Social Media Intelligence
Statistical field experiment analyzing the impact of grammar quality on perceived intelligence in social media communications.
Skills
Tools
A randomized controlled experiment revealing that not all spelling errors are equal—phonological errors (sound-based misspellings like “definately”) reduce perceived intelligence nearly twice as much as simple typos.
The Question
In an era where social media posts often serve as first impressions—for employers, colleagues, and connections—does grammar actually affect how intelligent we appear? More specifically: do different types of errors carry different weight? We designed a rigorous field experiment to find out.
Experimental Design
We conducted a pre-test/post-test randomized controlled experiment with 265 participants recruited from UC Berkeley’s XLab. Participants were randomly assigned to one of three conditions:
- Control: Social media posts with correct spelling
- Typographical errors: Posts with “slip of the hand” mistakes (accidental keystrokes)

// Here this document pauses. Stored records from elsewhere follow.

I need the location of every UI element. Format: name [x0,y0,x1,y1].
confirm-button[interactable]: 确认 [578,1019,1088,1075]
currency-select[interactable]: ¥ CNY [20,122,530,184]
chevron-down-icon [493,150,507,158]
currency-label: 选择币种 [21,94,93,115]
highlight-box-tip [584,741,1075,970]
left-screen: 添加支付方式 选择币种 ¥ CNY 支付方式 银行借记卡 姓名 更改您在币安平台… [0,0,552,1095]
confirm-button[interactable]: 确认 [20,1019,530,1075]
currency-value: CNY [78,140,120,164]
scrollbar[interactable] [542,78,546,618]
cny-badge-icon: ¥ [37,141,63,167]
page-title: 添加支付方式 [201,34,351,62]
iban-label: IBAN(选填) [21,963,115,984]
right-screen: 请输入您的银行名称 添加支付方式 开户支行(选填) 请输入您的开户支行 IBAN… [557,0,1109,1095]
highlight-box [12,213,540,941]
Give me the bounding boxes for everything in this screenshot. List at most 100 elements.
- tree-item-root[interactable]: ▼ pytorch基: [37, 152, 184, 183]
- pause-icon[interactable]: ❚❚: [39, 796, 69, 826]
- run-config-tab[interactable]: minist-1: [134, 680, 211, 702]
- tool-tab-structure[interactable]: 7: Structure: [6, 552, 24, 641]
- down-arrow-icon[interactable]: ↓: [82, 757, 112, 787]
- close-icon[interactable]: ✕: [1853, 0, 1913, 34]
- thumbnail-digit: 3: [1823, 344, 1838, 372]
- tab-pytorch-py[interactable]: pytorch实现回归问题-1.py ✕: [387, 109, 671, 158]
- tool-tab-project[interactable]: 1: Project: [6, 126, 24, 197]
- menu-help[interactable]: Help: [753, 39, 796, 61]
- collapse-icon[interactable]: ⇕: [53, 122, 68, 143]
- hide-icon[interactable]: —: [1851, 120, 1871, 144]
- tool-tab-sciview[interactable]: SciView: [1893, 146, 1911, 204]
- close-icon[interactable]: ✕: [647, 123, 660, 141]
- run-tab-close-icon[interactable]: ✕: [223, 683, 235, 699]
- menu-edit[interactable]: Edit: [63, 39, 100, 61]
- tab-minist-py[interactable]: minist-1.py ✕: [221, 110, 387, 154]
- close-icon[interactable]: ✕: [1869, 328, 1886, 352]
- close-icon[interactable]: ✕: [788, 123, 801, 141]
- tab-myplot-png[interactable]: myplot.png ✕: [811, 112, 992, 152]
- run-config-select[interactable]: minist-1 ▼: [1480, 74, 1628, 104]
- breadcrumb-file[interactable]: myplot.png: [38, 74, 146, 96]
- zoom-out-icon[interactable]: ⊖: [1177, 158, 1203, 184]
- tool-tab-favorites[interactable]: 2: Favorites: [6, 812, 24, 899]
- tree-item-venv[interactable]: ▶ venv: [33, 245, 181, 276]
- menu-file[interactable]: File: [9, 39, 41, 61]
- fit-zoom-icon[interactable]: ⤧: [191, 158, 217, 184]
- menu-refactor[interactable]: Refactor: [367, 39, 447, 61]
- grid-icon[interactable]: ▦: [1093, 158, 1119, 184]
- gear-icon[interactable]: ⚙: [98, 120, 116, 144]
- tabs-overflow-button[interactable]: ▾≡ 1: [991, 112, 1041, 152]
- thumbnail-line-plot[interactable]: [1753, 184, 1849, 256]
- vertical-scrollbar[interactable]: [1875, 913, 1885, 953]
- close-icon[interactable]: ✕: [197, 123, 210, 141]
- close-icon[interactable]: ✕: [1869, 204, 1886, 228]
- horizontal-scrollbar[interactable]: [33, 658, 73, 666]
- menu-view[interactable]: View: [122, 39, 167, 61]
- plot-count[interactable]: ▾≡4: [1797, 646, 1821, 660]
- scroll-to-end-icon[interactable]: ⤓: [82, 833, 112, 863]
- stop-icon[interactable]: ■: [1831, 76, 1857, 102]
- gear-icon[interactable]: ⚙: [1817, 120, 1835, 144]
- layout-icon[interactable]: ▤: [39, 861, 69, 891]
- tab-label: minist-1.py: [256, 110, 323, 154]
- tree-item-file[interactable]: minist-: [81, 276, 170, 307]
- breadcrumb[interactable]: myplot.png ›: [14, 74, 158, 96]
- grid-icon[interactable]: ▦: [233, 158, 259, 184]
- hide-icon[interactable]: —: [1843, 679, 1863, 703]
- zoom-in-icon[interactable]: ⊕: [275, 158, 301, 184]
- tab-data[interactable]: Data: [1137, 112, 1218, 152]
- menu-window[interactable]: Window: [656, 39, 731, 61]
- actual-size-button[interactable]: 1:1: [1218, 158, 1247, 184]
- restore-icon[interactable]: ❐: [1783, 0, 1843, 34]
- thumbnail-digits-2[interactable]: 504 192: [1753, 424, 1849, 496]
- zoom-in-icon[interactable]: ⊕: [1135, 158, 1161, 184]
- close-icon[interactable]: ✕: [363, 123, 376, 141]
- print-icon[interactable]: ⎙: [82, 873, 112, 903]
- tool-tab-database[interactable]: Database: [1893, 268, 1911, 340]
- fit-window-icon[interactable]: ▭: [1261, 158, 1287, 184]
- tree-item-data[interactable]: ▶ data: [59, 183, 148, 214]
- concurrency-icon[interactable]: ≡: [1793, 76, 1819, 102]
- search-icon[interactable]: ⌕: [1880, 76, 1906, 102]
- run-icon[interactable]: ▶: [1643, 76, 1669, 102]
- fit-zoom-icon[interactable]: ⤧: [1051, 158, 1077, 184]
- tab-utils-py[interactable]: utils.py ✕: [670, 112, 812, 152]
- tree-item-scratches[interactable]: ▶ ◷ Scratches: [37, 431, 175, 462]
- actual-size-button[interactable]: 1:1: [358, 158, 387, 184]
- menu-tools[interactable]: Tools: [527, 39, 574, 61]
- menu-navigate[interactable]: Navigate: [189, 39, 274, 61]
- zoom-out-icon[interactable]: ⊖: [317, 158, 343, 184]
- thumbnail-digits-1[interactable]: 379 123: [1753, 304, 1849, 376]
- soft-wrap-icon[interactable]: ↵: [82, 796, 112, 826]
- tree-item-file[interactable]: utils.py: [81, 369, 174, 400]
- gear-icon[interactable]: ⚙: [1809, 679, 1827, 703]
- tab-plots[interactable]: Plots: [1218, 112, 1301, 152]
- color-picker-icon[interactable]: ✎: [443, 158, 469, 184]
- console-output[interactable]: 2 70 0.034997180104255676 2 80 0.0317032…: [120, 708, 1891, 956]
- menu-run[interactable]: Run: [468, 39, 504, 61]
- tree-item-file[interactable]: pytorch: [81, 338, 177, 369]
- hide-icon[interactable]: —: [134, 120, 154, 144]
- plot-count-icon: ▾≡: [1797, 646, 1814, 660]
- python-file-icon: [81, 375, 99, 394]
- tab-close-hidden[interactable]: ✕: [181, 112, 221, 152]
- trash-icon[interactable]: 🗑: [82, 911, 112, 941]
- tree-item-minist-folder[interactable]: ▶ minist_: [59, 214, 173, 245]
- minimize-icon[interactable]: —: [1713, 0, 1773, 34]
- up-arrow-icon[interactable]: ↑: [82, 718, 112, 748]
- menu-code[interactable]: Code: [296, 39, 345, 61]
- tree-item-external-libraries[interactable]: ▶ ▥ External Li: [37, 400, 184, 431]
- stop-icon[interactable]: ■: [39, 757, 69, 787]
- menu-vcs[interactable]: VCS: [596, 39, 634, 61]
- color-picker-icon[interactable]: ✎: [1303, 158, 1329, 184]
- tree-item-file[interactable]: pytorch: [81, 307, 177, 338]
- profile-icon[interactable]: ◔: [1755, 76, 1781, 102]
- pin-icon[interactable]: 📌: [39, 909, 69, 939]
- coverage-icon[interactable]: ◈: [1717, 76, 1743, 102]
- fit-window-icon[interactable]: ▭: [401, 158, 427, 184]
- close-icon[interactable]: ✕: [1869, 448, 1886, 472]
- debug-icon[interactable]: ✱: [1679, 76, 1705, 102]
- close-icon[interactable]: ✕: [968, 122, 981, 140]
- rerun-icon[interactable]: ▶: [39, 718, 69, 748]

- Phonological errors: Posts with sound-based misspellings suggesting gaps in word knowledge
Participants rated each post’s author on a 7-point scale measuring perceived intelligence, writing effectiveness, and communication quality. We employed deception to prevent response bias—participants didn’t know the study’s true purpose until debriefing.
Key Findings
The results were striking and statistically significant (p < 0.01):
| Error Type | Impact on Perceived Intelligence |
|---|---|
| Typographical errors | −0.56 points on 7-point scale |
| Phonological errors | −1.14 points on 7-point scale |
Phonological errors caused nearly twice the negative impact of simple typos. Our analysis suggests the mechanism: typos can be attributed to carelessness, but phonological errors signal a fundamental gap in word knowledge—a more damning inference about cognitive ability.
Practical Implications
These findings extend beyond academic interest:
- Job seekers: Employers increasingly screen social media—phonological errors may unconsciously bias hiring decisions
- Professionals: Even informal posts shape perceived competence among colleagues and clients
- Platform designers: Spell-check tools could differentiate between error types, prioritizing phonological corrections
The study provides strong evidence that language errors function as powerful cognitive ability signals, even in casual online contexts where “perfect grammar” isn’t expected.
Collaborators
This research was conducted with Stone Jiang and Andrew Fogarty as part of UC Berkeley’s W241: Experiments and Causal Inference course.